Üniversite-Çevre İşbirliği Önerisi (*)

Yazımı üç bölümde sizlere takdim etmek istiyorum: Önce konu ile ilgili rekabet, teknoloji, AR-GE ve ÜSİ gibi bazı önemli kavramların tanım ve açıklamalarını yapacağım. İkinci aşamada, üniversite-çevre işbirliği konusunda üniversite temsilcilerinin ve endüstri temsilcilerinin anlamlı bulduğum beyanları ile ilgili gözlemlerimi sizlerle paylaşacağım.

Abone Ol

Yazımı üç bölümde sizlere takdim etmek istiyorum: Önce konu ile ilgili rekabet, teknoloji, AR-GE ve ÜSİ gibi bazı önemli kavramların tanım ve açıklamalarını yapacağım. İkinci aşamada, üniversite-çevre işbirliği konusunda üniversite temsilcilerinin ve endüstri temsilcilerinin anlamlı bulduğum beyanları ile ilgili gözlemlerimi sizlerle paylaşacağım.

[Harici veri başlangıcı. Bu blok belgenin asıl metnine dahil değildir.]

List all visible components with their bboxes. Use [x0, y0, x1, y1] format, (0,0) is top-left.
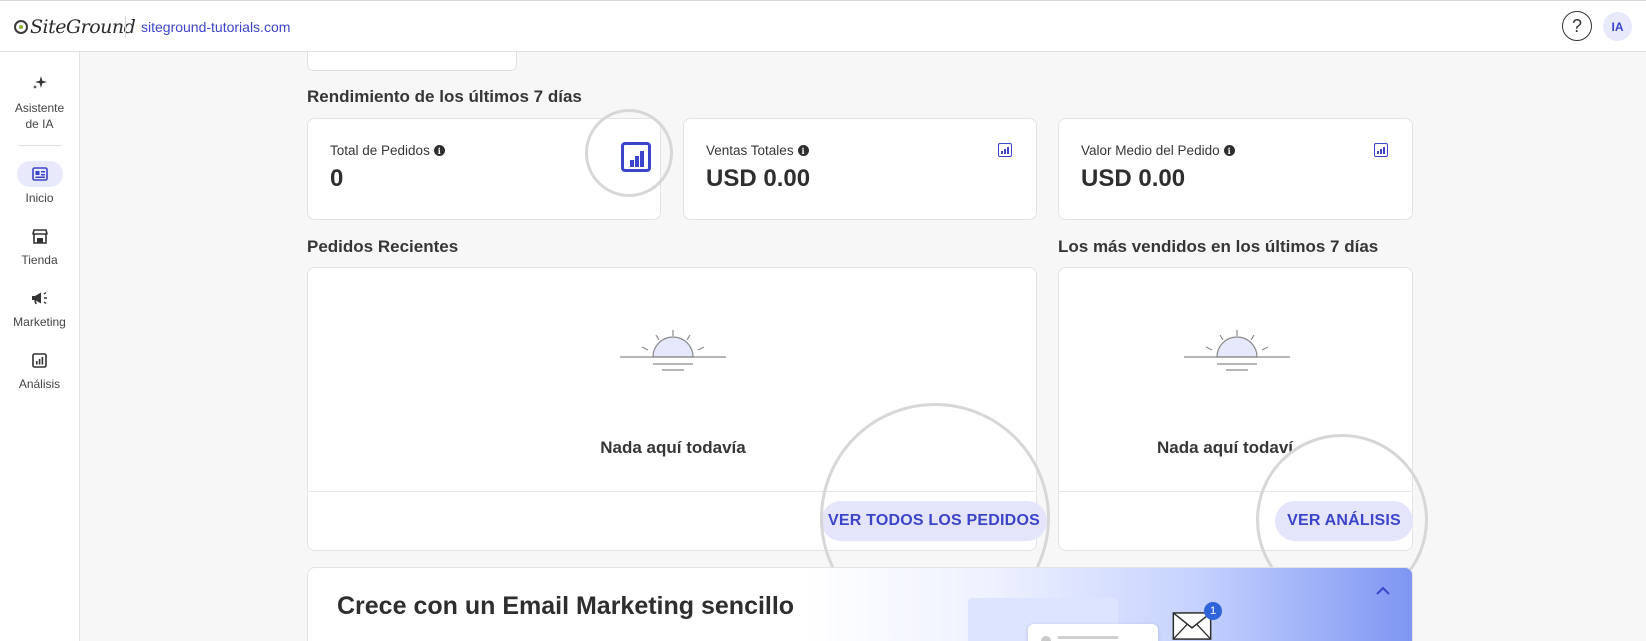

Bu kavram ve gözlemlere dayanarak oluşturduğum, Bayburt MYO bağlamında Üniversite-Çevre İşbirliği Modeli’ni tartışmaya sunduktan sonra, bazı önerilerimle konuşmamı tamamlamış olacağım.

A. TANIM ve AÇIKLAMALAR

Varsayım: Çok hızlı bir şekilde değişen ve gelişen, iletişim ve ulaşım teknolojilerinin etkisi ile küçülen bugünün dünyasında, şehirlerin/ülkelerin varlığını koruyabilmeleri sahip oldukları rekabet yeteneklerine bağlıdır. Rekabet yeteneklerinin en önemli belirleyicisi ise, bilim ve onun türevi olan teknolojidir. Teknolojinin en kısa ve öz olarak tanımı şudur: Bilimin uygulamaya dönüştürülebilme yeteneğine teknoloji diyoruz.   Yani bilimin insanlığa yararlı hale dönüştürülebilmesidir, teknoloji; uygulama olmadan, diğer bir ifade ile işletmeler ve onların oluşturdukları endüstri olmadan, bilimsel faaliyetler toplumsal faydaya dönüştürülemiyor.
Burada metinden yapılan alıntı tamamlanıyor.